Under what circumstances can two (nearly) identical sparse matrices give different solutions to Mx = b?

Question

Suppose I have two sparse matrices, $A$ and $B$, of size $N \times N$. They each have the same sparcity pattern ("footprint"). They each also have values which in theory should be identical, but aren't due to machine precision error.

A simple example of this in MATLAB syntax:

% Dimensions of square, sparse matrices
N = 10;
A = sparse(N,N);
B = sparse(N,N);

% Add a dozen nonzero entries at random locations
numEntries = 12;
rows = randi( N, numEntries,1 );
cols = randi( N, numEntries,1 );

% Populate the entries, one at a time
for entry = 1:numEntries
    i = rows(entry);
    j = cols(entry);

    % Generate random numbers
    x = rand(1,1);
    y = rand(1,1);

    % Populate matrices
    % Note: (x^2-y^2) / (x-y) == (x+y)*(x-y)/(x-y) == x+y
    A(i,j) = (x^2-y^2) / (x-y);
    B(i,j) = x + y;

end

diffMat = A - B;
disp(diffMat);

Obviously the values of $A$ and $B$ should be identical, but they aren't. The output of this script is as follows:

   1.0e-15 *

   (1,2)     -0.222044604925031
   (2,2)      0.222044604925031
  (10,3)      0.111022302462516
   (8,4)     -0.222044604925031
   (3,5)      0.222044604925031
  (10,5)      0.555111512312578
   (3,6)      0.222044604925031

Suppose a pair of matrices like this that give wildly different results $x_A$ and $x_B$ for the matrix equations $A x_A = b$ and $B x_B = b$ (same $b$ in each case). Suppose I have confirmed that the values of $A$ and $B$ are identical to less than one part in 1e15 (that is, abs( (A(A~=0)-B(B~=0)) ./ A(A~=0) ) < 1e-15). Further suppose that the estimated condition number (condest()) of each matrix is identical.

My question: Under what circumstances could this occur?

Disclaimer

I originally asked this question because I had this problem in my code. It turned out that my $b$ vectors were not identical due to a small typo in the code that generated them (thanks @JesseChan!).
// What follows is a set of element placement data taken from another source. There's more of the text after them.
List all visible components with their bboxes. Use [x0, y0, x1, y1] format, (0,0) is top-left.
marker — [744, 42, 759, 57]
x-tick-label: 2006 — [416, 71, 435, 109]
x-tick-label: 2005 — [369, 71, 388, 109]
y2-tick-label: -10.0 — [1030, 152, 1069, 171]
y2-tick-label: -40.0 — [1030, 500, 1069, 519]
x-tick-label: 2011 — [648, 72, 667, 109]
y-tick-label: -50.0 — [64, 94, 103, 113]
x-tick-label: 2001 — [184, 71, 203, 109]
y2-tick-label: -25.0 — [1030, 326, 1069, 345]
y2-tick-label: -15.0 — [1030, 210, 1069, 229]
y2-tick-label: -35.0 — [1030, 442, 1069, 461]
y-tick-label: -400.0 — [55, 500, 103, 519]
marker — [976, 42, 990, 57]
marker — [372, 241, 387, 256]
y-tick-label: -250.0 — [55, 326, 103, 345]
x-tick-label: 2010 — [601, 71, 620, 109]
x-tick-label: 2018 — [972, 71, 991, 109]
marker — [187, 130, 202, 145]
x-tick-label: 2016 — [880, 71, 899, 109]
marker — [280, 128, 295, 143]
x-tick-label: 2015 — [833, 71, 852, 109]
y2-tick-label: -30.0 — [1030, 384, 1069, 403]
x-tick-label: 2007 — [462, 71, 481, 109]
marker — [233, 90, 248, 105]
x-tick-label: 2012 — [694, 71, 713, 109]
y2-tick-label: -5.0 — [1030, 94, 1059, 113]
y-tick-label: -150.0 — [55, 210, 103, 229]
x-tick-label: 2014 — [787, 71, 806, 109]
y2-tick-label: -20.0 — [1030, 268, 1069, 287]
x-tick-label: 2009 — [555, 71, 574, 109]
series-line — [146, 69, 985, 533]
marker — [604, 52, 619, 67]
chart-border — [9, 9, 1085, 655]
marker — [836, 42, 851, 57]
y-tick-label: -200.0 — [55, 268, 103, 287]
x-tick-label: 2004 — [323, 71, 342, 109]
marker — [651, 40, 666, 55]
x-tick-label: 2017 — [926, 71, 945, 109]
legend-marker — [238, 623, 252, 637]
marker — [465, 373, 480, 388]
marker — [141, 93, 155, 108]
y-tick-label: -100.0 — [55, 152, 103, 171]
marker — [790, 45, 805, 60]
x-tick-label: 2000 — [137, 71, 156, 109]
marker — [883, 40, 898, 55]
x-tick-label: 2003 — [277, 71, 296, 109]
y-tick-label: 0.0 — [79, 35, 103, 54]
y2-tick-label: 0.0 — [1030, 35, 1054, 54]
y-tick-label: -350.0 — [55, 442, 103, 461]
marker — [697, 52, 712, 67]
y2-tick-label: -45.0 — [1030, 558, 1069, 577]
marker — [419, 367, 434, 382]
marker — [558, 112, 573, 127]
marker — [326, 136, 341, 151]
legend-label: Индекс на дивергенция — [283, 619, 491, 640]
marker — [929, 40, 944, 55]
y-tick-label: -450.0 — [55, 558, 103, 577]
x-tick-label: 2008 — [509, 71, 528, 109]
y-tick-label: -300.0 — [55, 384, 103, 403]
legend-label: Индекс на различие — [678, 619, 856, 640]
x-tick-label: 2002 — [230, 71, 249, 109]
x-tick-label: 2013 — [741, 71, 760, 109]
I am still interested if and how this can occur. My guess is that very high condition numbers can produce these kinds of results, but I'm curious if anyone can produce and explain a minimum working example of this behavior.

Answer 1

This cannot happen, unless the matrices are very ill-behaved. If you have two nonsingular matrices $A, B$ with $$ A-B = O(\epsilon), $$ then the relative error in solving $Ax=b$ is $$ \begin{aligned} \frac{\|A^{-1}b-B^{-1}b\|}{\|A^{-1}b\|} &\leq \sup_x \frac{\|A^{-1}x-B^{-1}x\|}{\|A^{-1}x\|} \\&\leq \sup_y \frac{\|y - B^{-1}Ay\|}{\|y\|} \\&\leq \|I - B^{-1}A\| \\&\leq \|B^{-1}(B-A)\| \\&\leq \|B^{-1}\| \|A-B\| \\&\leq \frac{\kappa(B)}{\|B\|}\|A-B\| \end{aligned} $$

So if $A$ and $B$ are identical to within $\epsilon$, and also have, as you say, identical condition numbers $\kappa(A)=\kappa(B)$, then the relative error can be at most $ \kappa(A)\epsilon/\|A\|. $

In particular, for the error to be on the order of $O(1)$, the condition number of $A$ must be on the order of $\|A\|\epsilon^{-1}$.

Answer 2

Glad the answer was in the $b$ vector. The answer to the original equation depends on exactly what method you use to solve the system (backslash has a ton of different options built into it). You usually have that the relative difference in your solutions is $O(\kappa \epsilon)$, where $\epsilon$ is the difference between the matrices and $\kappa$ is the condition number of $A,B$. An easier way of thinking about it is that the order of magnitude of your conditioning illustrates roughly how many digits difference you can expect (for a stable method of solving the system).